There is not much documentation on this, the easiest is to follow some examples (and ask on the mailing list).
edit: addition
pdf: Since you have the density function also given by gaussian_kde, I would add the _pdf method, which will make some calculations more efficient.
edit2: addition
rvs: If you are interested in generating random numbers, then gaussian_kde has a resample method. Random Samples can be generated by sampling from the data and adding gaussian noise. So, this will be faster than the generic rvs using the ppf method. I would write a ._rvs method that just calls gaussian_kde's resample method.
precomputing ppf: I don't know of any general way to precompute the ppf. However, the way I thought of doing it (but never tried so far) is to precompute the ppf at many points and then use linear interpolation to approximate the ppf function.

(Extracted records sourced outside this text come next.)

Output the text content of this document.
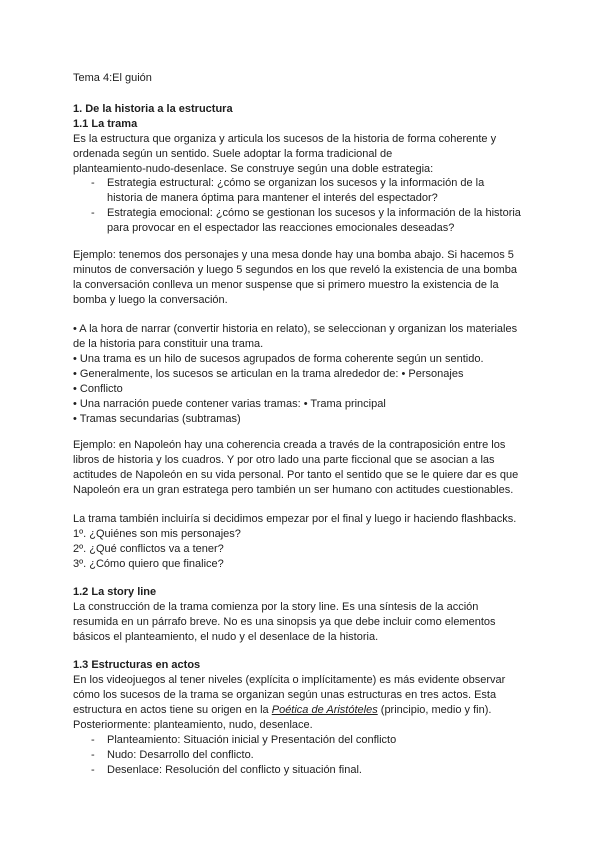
Tema 4:El guión
1. De la historia a la estructura
1.1 La trama
Es la estructura que organiza y articula los sucesos de la historia de forma coherente y
ordenada según un sentido. Suele adoptar la forma tradicional de
planteamiento-nudo-desenlace. Se construye según una doble estrategia:
- Estrategia estructural: ¿cómo se organizan los sucesos y la información de la
historia de manera óptima para mantener el interés del espectador?
- Estrategia emocional: ¿cómo se gestionan los sucesos y la información de la historia
para provocar en el espectador las reacciones emocionales deseadas?
Ejemplo: tenemos dos personajes y una mesa donde hay una bomba abajo. Si hacemos 5
minutos de conversación y luego 5 segundos en los que reveló la existencia de una bomba
la conversación conlleva un menor suspense que si primero muestro la existencia de la
bomba y luego la conversación.
• A la hora de narrar (convertir historia en relato), se seleccionan y organizan los materiales
de la historia para constituir una trama.
• Una trama es un hilo de sucesos agrupados de forma coherente según un sentido.
• Generalmente, los sucesos se articulan en la trama alrededor de: • Personajes
• Conflicto
• Una narración puede contener varias tramas: • Trama principal
• Tramas secundarias (subtramas)
Ejemplo: en Napoleón hay una coherencia creada a través de la contraposición entre los
libros de historia y los cuadros. Y por otro lado una parte ficcional que se asocian a las
actitudes de Napoleón en su vida personal. Por tanto el sentido que se le quiere dar es que
Napoleón era un gran estratega pero también un ser humano con actitudes cuestionables.
La trama también incluiría si decidimos empezar por el final y luego ir haciendo flashbacks.
1º. ¿Quiénes son mis personajes?
2º. ¿Qué conflictos va a tener?
3º. ¿Cómo quiero que finalice?
1.2 La story line
La construcción de la trama comienza por la story line. Es una síntesis de la acción
resumida en un párrafo breve. No es una sinopsis ya que debe incluir como elementos
básicos el planteamiento, el nudo y el desenlace de la historia.
1.3 Estructuras en actos
En los videojuegos al tener niveles (explícita o implícitamente) es más evidente observar
cómo los sucesos de la trama se organizan según unas estructuras en tres actos. Esta
estructura en actos tiene su origen en la Poética de Aristóteles (principio, medio y fin).
Posteriormente: planteamiento, nudo, desenlace.
- Planteamiento: Situación inicial y Presentación del conflicto
- Nudo: Desarrollo del conflicto.
- Desenlace: Resolución del conflicto y situación final.
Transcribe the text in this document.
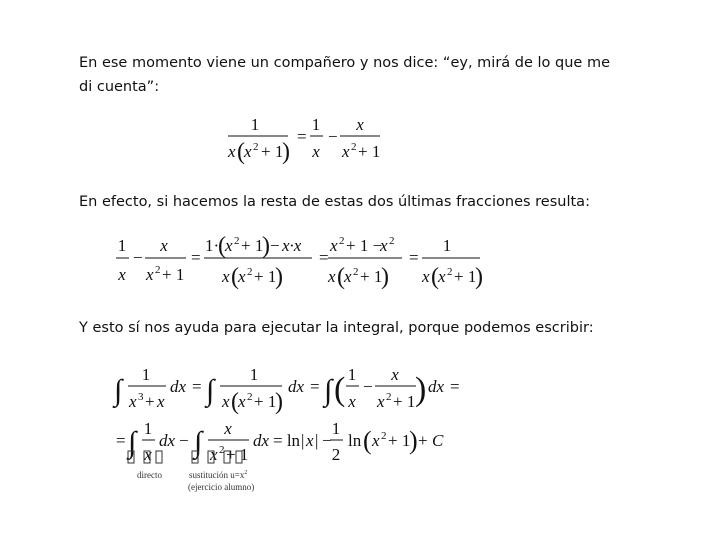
En ese momento viene un compañero y nos dice: “ey, mirá de lo que me
di cuenta”:
1
x ( x 2 + 1
)
=
1
x
−
x
x 2 + 1
En efecto, si hacemos la resta de estas dos últimas fracciones resulta:
1
x
−
x
x 2 + 1
=
1·
( x 2 + 1
) − x·x
x ( x 2 + 1
)
=
x 2 + 1 −
x 2
x ( x 2 + 1
)
=
1
x ( x 2 + 1
)
Y esto sí nos ayuda para ejecutar la integral, porque podemos escribir:
∫ 1
x 3 + x
dx = ∫ 1
x ( x 2 + 1
)
dx = ∫ ( 1
x
−
x
x 2 + 1 ) dx =
= ∫ 1
x
dx − ∫ x
x 2 + 1
dx = ln | x | −
1
2
ln ( x 2 + 1
) + C
directo	sustitución $u=x^2$
(ejercicio alumno)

edit3: about _rvs to answer Srivatsan's question in the comment
_rvs is the distribution specific method that is called by the public method rvs. rvs is a generic method that does some argument checking, adds location and scale, and sets the attribute self._size which is the size of the requested array of random variables, and then calls the distribution specific method ._rvs or it's generic counterpart. The extra arguments in ._rvs are shape parameters, but since there are none in this case, *x and **y are redundant and unused.
I don't know how well the size or shape of the .rvs method works in the multivariate case. These distributions are designed for univariate distributions, and might not fully work for the multivariate case, or might need some reshapes.